一方で、私は別の意味では安堵はしていたのだ。
ここにはゲートキーパーがいて、身元照合がなされる。ということは、彼もここに入ることのできる身分だということなのだろう。叛乱した黒騎士なら排除されるだろうから、彼の身元が間接的に証明されたということだ。
「おっさんが管理人なの? どうして?」
「どうしてって言われると難しいなあ。ここは、昔からわたしには馴染みの基地だからさ。こんな状況になる前からね。わたしの根城の一つだったんだよ」
とロクスリーは苦笑した。
「ここは、軍事基地になる予定がない場所だったんだが、結果的にこうなっちゃったんだよ。ゲートキーパーがいるのもそのせいだねえ。今じゃ汚泥が入り込まないためのお留守番システムだけども、元々は
ロクスリーはそう告げた。
「本当はね、内々には私はここで勤務してるはずになってるんだ。私は本来ここから進むものを選別する門番ではあったわけ。でも、ゲートキーパーくんに任せておけば、まあ、別に仕事することもないし、とサボって常駐してないの」
でも、と彼は言った。
「ちょっと離れているうちに、色々あったみたいだな。まさか退避してきていた白騎士達が別の基地まで逃げちゃうとはねえ。ここ、確実に籠城できる場所なのに。ゲートキーパーの感染者排除は強力だから、安心なはずなんだがな」
といいつつ、
「まあでも、ここを守ってくれている、ゲートキーパーくんには頭が上がらないよ。基地内は相変わらず、ひとかけらの汚泥の侵入も許していないからね。うちのキーパーくんは本当に優秀ないい子さ」
そんなことをいうロクスリーだ。
「しかし、襲ってきたのは黒騎士かあ。厄介だな。またあの小僧かい?」
(あの小僧。サーキットのことだ)
そんなロクスリーの言葉に、私は一抹の不安を覚える。
先ほど、ここを襲撃したのは、サーキット・サーティーンだと言っていた。他の誰でもなくサーキット、彼なのだ。

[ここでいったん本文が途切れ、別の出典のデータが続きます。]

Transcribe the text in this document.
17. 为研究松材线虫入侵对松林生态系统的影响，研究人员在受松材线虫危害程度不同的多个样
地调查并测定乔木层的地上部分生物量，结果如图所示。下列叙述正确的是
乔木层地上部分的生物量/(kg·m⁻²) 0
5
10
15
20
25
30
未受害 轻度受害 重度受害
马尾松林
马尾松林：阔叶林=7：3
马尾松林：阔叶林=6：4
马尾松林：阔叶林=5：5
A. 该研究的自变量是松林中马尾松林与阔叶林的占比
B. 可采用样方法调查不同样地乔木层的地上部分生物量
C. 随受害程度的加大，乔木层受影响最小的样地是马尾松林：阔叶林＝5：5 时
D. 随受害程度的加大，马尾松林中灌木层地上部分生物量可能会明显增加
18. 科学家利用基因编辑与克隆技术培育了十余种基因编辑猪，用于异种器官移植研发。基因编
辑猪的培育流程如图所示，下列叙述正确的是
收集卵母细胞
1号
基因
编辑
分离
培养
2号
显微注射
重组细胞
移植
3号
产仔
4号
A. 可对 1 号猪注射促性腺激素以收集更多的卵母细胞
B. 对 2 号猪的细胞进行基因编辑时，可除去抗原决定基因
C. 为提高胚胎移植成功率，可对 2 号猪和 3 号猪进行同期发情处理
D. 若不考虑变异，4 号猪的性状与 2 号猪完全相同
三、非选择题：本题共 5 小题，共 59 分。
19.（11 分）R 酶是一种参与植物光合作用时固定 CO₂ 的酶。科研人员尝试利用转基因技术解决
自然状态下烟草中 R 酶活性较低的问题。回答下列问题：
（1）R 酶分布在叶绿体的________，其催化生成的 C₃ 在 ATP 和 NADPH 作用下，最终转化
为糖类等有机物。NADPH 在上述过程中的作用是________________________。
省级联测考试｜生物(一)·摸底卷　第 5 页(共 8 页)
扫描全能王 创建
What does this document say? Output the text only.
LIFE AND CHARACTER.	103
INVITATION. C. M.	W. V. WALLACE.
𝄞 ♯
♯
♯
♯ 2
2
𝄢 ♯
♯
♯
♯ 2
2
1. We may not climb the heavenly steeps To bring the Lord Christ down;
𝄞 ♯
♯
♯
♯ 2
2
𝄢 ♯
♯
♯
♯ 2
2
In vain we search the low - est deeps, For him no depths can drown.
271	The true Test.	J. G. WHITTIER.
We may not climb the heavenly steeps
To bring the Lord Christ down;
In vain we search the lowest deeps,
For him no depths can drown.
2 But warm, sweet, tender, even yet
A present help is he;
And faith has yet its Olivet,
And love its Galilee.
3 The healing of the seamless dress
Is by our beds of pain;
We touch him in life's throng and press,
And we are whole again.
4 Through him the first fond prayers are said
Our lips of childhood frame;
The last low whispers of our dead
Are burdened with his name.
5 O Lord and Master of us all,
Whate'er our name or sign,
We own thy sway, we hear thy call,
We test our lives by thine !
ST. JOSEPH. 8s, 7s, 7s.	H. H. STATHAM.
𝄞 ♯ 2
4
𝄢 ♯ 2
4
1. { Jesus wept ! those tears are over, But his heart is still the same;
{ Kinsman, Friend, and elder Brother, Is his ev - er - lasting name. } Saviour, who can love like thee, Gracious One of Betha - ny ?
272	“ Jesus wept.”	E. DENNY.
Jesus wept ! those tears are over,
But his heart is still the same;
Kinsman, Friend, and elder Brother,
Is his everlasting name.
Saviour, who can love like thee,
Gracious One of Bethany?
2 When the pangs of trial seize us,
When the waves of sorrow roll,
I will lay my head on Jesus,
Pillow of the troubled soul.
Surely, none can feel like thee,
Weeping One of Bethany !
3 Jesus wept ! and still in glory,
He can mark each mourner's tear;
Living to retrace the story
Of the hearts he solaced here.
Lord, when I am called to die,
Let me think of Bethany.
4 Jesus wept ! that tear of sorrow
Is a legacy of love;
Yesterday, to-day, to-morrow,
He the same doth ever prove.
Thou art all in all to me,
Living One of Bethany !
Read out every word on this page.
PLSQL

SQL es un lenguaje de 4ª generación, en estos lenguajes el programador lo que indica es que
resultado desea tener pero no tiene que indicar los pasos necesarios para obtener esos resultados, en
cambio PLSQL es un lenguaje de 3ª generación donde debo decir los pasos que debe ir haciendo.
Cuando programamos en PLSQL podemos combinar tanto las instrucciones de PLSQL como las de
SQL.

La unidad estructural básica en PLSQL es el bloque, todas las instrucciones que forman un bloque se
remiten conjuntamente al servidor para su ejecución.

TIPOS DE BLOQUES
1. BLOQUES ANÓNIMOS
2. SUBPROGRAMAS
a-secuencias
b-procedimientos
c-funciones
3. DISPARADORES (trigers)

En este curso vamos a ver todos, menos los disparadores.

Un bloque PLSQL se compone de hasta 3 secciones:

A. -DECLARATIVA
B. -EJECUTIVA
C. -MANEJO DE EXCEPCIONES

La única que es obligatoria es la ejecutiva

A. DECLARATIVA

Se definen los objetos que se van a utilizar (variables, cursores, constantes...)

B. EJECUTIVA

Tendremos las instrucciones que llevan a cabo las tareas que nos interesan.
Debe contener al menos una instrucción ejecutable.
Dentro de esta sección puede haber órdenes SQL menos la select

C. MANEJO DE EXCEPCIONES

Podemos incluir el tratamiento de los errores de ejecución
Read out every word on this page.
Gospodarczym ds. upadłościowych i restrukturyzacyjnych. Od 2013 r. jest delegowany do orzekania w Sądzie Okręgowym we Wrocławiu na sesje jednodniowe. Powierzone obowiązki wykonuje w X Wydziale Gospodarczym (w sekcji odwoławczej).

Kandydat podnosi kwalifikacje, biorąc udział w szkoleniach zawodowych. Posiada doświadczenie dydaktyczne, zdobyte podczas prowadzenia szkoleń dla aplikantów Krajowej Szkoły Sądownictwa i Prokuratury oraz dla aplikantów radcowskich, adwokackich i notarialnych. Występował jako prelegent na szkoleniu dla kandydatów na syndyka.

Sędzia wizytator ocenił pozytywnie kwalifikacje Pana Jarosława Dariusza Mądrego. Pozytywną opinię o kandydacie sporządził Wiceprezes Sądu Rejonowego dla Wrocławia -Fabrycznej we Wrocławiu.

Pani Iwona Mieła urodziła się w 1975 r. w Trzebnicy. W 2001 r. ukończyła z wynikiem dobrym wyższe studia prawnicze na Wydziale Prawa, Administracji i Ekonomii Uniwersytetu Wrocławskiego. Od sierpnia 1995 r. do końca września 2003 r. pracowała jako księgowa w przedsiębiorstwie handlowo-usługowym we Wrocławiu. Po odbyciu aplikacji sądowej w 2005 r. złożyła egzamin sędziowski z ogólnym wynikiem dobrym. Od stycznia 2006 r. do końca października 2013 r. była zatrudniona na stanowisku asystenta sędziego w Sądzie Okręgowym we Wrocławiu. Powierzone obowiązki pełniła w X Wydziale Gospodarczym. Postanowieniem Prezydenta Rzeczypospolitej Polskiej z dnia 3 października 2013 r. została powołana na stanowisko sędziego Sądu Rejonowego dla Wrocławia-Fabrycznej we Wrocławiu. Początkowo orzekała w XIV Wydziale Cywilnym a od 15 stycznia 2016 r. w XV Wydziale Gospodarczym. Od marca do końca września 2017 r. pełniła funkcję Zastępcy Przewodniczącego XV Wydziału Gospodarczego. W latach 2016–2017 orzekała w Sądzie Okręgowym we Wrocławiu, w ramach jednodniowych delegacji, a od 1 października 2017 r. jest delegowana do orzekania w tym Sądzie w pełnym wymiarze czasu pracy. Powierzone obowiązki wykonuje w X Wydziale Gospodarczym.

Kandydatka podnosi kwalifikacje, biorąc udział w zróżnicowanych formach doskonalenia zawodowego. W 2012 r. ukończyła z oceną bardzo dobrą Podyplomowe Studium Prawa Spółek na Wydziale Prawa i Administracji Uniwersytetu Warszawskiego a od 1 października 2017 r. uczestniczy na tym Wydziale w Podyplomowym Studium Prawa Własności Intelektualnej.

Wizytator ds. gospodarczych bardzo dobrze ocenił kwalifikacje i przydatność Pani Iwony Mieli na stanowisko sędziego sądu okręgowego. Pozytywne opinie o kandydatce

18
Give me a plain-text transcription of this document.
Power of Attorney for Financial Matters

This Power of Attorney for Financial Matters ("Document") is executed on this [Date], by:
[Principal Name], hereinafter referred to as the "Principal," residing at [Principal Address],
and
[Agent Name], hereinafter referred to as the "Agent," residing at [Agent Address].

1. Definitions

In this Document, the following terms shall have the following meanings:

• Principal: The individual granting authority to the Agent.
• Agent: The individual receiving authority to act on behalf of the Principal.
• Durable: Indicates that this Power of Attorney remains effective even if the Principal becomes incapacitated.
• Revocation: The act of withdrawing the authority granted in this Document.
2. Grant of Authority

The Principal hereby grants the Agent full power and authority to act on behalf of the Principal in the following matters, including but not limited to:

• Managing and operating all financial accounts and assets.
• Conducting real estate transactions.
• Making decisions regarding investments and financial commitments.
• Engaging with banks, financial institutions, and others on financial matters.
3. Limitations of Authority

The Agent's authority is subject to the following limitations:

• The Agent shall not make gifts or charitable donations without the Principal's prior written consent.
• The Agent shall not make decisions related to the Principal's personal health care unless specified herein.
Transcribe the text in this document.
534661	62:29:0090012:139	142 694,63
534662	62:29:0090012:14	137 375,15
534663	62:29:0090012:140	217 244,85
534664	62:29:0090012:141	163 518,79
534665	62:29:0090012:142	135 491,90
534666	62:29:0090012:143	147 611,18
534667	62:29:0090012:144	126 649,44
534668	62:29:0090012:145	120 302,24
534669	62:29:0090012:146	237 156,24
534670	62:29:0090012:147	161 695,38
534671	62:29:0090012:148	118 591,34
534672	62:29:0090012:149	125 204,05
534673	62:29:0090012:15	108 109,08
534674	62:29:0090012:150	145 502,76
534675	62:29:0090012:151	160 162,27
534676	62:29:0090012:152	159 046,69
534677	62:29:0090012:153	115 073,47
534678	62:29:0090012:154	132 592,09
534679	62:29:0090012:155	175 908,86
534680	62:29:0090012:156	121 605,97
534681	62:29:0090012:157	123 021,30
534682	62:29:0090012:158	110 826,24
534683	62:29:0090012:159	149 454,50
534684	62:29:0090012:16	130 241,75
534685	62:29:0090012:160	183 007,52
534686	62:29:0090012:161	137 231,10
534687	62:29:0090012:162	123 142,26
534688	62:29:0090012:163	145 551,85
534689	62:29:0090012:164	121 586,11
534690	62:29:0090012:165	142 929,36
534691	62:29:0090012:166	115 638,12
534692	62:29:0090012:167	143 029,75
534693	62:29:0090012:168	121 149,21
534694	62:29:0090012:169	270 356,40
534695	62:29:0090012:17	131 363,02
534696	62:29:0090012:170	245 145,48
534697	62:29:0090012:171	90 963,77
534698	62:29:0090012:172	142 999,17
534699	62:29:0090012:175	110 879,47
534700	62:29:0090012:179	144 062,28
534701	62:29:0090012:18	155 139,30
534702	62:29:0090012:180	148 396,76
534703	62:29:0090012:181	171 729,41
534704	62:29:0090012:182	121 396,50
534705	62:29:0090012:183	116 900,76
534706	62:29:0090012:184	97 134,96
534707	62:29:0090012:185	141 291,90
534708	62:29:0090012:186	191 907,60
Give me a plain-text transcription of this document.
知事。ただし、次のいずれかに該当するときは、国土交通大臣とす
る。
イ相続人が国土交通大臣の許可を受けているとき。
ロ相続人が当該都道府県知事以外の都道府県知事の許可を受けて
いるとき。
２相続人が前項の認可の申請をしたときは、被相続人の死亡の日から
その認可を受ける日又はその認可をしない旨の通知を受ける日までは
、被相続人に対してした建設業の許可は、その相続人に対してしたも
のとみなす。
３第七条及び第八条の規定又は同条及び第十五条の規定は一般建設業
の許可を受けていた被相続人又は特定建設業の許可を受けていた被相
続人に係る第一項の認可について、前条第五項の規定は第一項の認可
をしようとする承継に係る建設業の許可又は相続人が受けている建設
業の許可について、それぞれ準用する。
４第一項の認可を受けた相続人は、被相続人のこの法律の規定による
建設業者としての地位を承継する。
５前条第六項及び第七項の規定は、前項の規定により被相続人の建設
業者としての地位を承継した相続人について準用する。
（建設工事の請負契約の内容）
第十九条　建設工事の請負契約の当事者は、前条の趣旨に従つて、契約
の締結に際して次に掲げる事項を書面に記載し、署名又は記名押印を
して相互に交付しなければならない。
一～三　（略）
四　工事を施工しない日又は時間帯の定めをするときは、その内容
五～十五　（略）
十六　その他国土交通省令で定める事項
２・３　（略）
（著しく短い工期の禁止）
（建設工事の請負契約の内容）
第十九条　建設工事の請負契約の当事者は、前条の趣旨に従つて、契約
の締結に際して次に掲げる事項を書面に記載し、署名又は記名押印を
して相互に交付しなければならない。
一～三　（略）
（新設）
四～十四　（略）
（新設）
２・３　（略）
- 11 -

実のところ、ロクスリーはサーキットと似た気配がある。我々の場合、外見モデルが同型であることは珍しいことではないのだが、前もそうであるように、彼らは同時に同じ場所に現れている。同じタイミングで。
(彼らにはどういうつながりが?)
私は、いまだにロクスリーに対して抱いている警戒心を捨てられてはいなかった。
ゲートキーパーは、身元照合の際に製造番号を読み上げる。一体、ロクスリーは、なんと読み上げられたのだろう。
そんなことが気がかりながら。
「昔は、もう少し守りがいのある基地だったんだがな。今は訪れるものもいないし、訪れるものもここに逃げ込まずに退避しちゃうレベルなんだなあ」
ぽつんとロクスリーは呟いた。
「もうここを、必要とする人もいないのかもしれないね」
どこか寂しそうなロクスリーの様子に、私はかつて弟の見せた残された番人の悲哀を感じていた。
だから私は。
その寂しさだけは、信じてやりたい気持ちになった。